What Orlando E. Delogu, my friend and former colleague at the University of Maine School of Law, overlooks when he writes that full tribal sovereignty is untenable is the nature of tribes as sovereigns (“Commentary: In state with dispersed tribal land, ‘full sovereignty’ seems unworkable,” May 12):

Most sovereign peoples, when absorbed by other cultures through cessations of land by war or treaty, or simply through immigration, are soon assimilated and lose their separate cultures. But American Indian tribes have resisted assimilation – even when the federal government has tried to terminate their reservations, as it did as recently as the 1950s.
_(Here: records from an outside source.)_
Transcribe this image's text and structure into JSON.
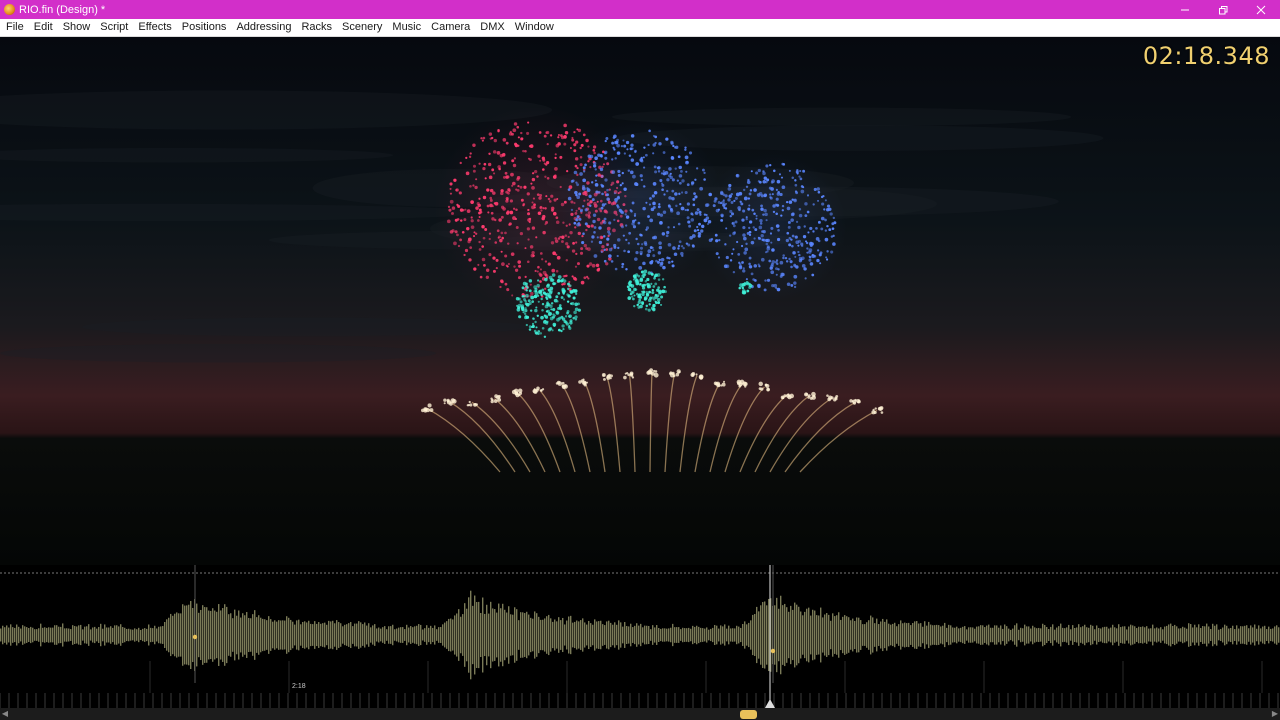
{
  "window": {
    "title": "RIO.fin (Design) *",
    "controls": {
      "minimize": "minimize-icon",
      "restore": "restore-icon",
      "close": "close-icon"
    }
  },
  "menu": {
    "items": [
      {
        "label": "File"
      },
      {
        "label": "Edit"
      },
      {
        "label": "Show"
      },
      {
        "label": "Script"
      },
      {
        "label": "Effects"
      },
      {
        "label": "Positions"
      },
      {
        "label": "Addressing"
      },
      {
        "label": "Racks"
      },
      {
        "label": "Scenery"
      },
      {
        "label": "Music"
      },
      {
        "label": "Camera"
      },
      {
        "label": "DMX"
      },
      {
        "label": "Window"
      }
    ]
  },
  "viewport": {
    "timecode": "02:18.348",
    "colors": {
      "sky_top": "#070b12",
      "sky_horizon": "#3a1a1c",
      "water": "#050806",
      "shell_red": "#ff3b6e",
      "shell_blue": "#5a86ff",
      "shell_cyan": "#3ff0d8",
      "fountain_gold": "#f2c88a"
    }
  },
  "timeline": {
    "time_label": "2:18",
    "colors": {
      "waveform": "#8f8f66",
      "cue": "#e8c05a",
      "playhead": "#e8e8e8",
      "scroll_thumb": "#e8c05a"
    }
  },
  "scrollbar": {
    "left_arrow": "◀",
    "right_arrow": "▶"
  }
}
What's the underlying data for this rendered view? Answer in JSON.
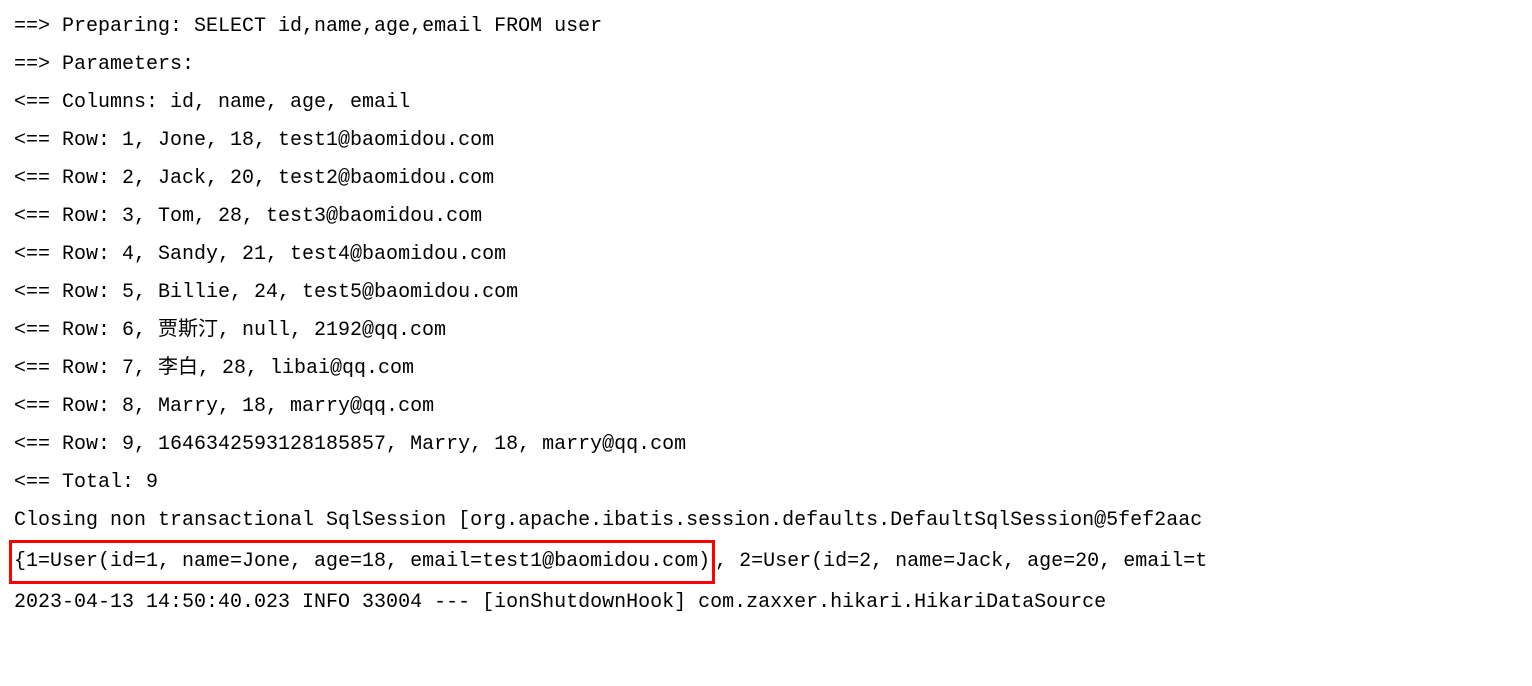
{
  "lines": {
    "l1": "==>  Preparing: SELECT id,name,age,email FROM user ",
    "l2": "==> Parameters: ",
    "l3": "<==    Columns: id, name, age, email",
    "l4": "<==        Row: 1, Jone, 18, test1@baomidou.com",
    "l5": "<==        Row: 2, Jack, 20, test2@baomidou.com",
    "l6": "<==        Row: 3, Tom, 28, test3@baomidou.com",
    "l7": "<==        Row: 4, Sandy, 21, test4@baomidou.com",
    "l8": "<==        Row: 5, Billie, 24, test5@baomidou.com",
    "l9": "<==        Row: 6, 贾斯汀, null, 2192@qq.com",
    "l10": "<==        Row: 7, 李白, 28, libai@qq.com",
    "l11": "<==        Row: 8, Marry, 18, marry@qq.com",
    "l12": "<==        Row: 9, 1646342593128185857, Marry, 18, marry@qq.com",
    "l13": "<==      Total: 9",
    "l14": "Closing non transactional SqlSession [org.apache.ibatis.session.defaults.DefaultSqlSession@5fef2aac",
    "l15_boxed": "{1=User(id=1, name=Jone, age=18, email=test1@baomidou.com)",
    "l15_rest": ", 2=User(id=2, name=Jack, age=20, email=t",
    "l16": "2023-04-13 14:50:40.023  INFO 33004 --- [ionShutdownHook] com.zaxxer.hikari.HikariDataSource"
  }
}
In 1887, Congress passed the so-called Dawes Act, which authorized the federal government to divide reservations into allotments, with tribal members to receive small acreages on which to farm. Although the act was intended to assimilate Indians into the wider culture by turning them into farmers, the act and sequel acts were total failures. The best lands were soon taken by white people, leaving tribal lands dispersed in widely scattered fractions. Yet those reservations, pockmarked by allotments, still survive. Their tribal governments still retain their separate sovereignty, despite the jurisdictional and administrative difficulties resulting from a patchwork quilt of ownership.

What is disturbing in Professor Delogu’s approach is that he would go a step further than the Dawes Act, by reasoning that, in view of the mess we’ve made with tribal lands and rights in Maine, we may as well drop the other shoe and deprive them of full sovereignty.